Except I don’t. I lie awake all night unable to find any comfort whatsoever. There is a leaflet by the bed. It explains to me that I have been provided with a Mybed, part of a unique sleep comfort service. With the Mybed comes a selection of five pillows, respectively a ‘Therapeutic Pillow’, a ‘Foam Pillow’, a ‘Tontine Latex Pillow’, a ‘Posture Support ‘V’ Pillow’, and a ‘Feather Pillow’. Apparently there is a ‘Housekeeping Team’ who will assist me to select a pillow. The Team is available on a twenty-four hour basis. I consider calling them. They will appear in midnight blue boiler suits, rather like a CSI Unit. They will have headsets, clipboards, they will stand outside my room , their backs against the wall waiting for the ‘all-clear’, and then they will descend – efficient, clinical, businesslike. It will be ‘Def-Con 5’ and they will count off ‘T minus 45, T minus 44...’ until the right pillow has been isolated for my needs.
I decide not to call them. I know I’ll go to sleep soon.
But I don’t.
I decide to get up and write a blog entry. I haven’t done this for a while. I decided, some while ago, that I would post a blog entry at least once a month every month. Then someone started responding to my blogs with nothing more than links to dodgy Japanese porn sites. That annoyed me. Combined with the staggering lack of responses from anyone else, I thought ‘To hell with it...’ and posted on facebook instead. That precipitated loads of responses, and I was suitably reassured. However, I do want to maintain a blog, and in my current state of mind – knowing I should have slept at some point during the last 72 or 96 hours, slightly irritable (as evidenced by the somewhat sarcastic tone of this missive) – I thought I should make the effort.
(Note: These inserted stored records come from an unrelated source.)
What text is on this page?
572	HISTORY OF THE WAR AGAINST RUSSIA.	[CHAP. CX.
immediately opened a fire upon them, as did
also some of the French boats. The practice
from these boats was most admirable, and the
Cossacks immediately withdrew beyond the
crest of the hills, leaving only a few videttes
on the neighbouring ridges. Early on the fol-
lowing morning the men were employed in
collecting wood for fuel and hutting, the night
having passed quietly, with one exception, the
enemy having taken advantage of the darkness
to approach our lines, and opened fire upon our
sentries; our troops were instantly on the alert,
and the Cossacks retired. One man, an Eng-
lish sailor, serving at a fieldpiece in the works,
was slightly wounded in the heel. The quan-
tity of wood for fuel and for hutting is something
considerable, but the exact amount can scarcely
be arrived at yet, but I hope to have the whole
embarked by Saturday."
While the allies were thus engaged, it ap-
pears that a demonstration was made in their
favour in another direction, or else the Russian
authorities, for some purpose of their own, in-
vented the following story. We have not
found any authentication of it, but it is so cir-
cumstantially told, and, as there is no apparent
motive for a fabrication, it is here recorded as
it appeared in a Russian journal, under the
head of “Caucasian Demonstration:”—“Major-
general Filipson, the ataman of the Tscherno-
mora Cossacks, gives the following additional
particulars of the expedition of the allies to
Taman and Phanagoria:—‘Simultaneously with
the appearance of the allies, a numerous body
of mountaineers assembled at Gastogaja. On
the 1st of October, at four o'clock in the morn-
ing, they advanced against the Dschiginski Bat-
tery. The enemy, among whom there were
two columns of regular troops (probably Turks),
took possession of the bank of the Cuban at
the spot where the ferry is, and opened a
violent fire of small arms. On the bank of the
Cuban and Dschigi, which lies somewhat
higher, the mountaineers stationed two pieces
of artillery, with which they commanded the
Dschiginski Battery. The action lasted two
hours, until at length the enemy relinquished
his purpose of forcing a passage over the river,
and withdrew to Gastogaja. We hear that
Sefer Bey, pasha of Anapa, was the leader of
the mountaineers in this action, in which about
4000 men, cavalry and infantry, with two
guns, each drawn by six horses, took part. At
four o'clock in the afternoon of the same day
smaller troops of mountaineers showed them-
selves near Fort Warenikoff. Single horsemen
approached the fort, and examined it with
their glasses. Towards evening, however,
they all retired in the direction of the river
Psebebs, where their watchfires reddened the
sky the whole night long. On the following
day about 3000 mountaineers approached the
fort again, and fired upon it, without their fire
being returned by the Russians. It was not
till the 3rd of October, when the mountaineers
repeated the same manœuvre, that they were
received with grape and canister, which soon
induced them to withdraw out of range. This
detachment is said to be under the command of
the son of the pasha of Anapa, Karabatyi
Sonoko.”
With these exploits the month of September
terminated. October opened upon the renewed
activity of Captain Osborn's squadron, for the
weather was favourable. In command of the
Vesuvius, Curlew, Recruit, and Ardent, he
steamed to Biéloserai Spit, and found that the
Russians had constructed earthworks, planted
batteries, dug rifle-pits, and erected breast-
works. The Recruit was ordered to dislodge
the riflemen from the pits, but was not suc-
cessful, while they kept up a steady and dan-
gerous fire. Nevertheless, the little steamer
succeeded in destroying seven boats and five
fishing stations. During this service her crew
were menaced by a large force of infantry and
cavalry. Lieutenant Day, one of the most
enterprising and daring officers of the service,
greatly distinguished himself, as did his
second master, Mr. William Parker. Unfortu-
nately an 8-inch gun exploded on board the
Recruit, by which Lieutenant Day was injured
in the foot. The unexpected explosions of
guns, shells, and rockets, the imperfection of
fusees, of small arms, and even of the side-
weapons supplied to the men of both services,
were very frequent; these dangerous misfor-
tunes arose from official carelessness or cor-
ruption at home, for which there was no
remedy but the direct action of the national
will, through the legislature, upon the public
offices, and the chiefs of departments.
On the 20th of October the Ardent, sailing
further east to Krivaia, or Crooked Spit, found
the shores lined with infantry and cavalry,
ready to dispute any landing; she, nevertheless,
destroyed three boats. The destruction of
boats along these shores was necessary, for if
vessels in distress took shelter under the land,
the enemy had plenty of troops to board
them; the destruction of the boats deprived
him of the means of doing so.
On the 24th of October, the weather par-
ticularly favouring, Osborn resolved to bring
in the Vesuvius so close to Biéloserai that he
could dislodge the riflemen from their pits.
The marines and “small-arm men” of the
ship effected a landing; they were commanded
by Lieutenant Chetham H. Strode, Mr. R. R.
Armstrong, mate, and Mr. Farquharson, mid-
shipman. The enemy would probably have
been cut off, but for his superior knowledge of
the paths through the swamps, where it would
So here we are. The start of a long tour. I have a week in Australia, a week in New Zealand, a couple of days at home, then a residency for two days in Birmingham, and then out to Paris for a few days, and then home again, and then Hanley, and then back to the south of France, and then a residency in Oxford, and then a week in San Francisco, and onwards to Canada for a week or so, and then home. Aside from one further trip to France and Switzerland for a week or so, and then a week in Italy in December, that is me done on the touring for this year. Qatar was cancelled. That’ll happen next year now.
It doesn’t seem like a lot of travelling when you put it down on paper, but it has begun to feel like a lot. I have already done France twice, Dubai, Holland and New York. I do enjoy it, don’t get me wrong, and – as is always the case when you launch a new book – there is a rush of excitement, a sense of anticipation, a hope that people will enjoy it. And I really do hope that you enjoy it.
‘Saints of New York’ has already garnered a couple of great reviews, one from crimesquad.com in the UK, the second from the Sydney Morning Herald, but it is the real readers that concern me, the ones who read ‘A Quiet Belief In Angels’, the ones who voted for ‘A Simple Act of Violence’ for the Theakstons, the ones who e-mail me about ‘The Anniversary Man’. Those are the guys and gals that matter to me.
So we shall wait and see. I will be off soon, out to meet my publicist and start the first day of interviews and events.
I may yet call The Housekeeping Team to make sure I sleep tonight. I wonder if the Team Leader will be Gil Grissom or Doctor Langston. Hopefully Gil; he seems like the kind of guy with whom I could share a bottle of Jack and listen to forensic war stories until I drift off.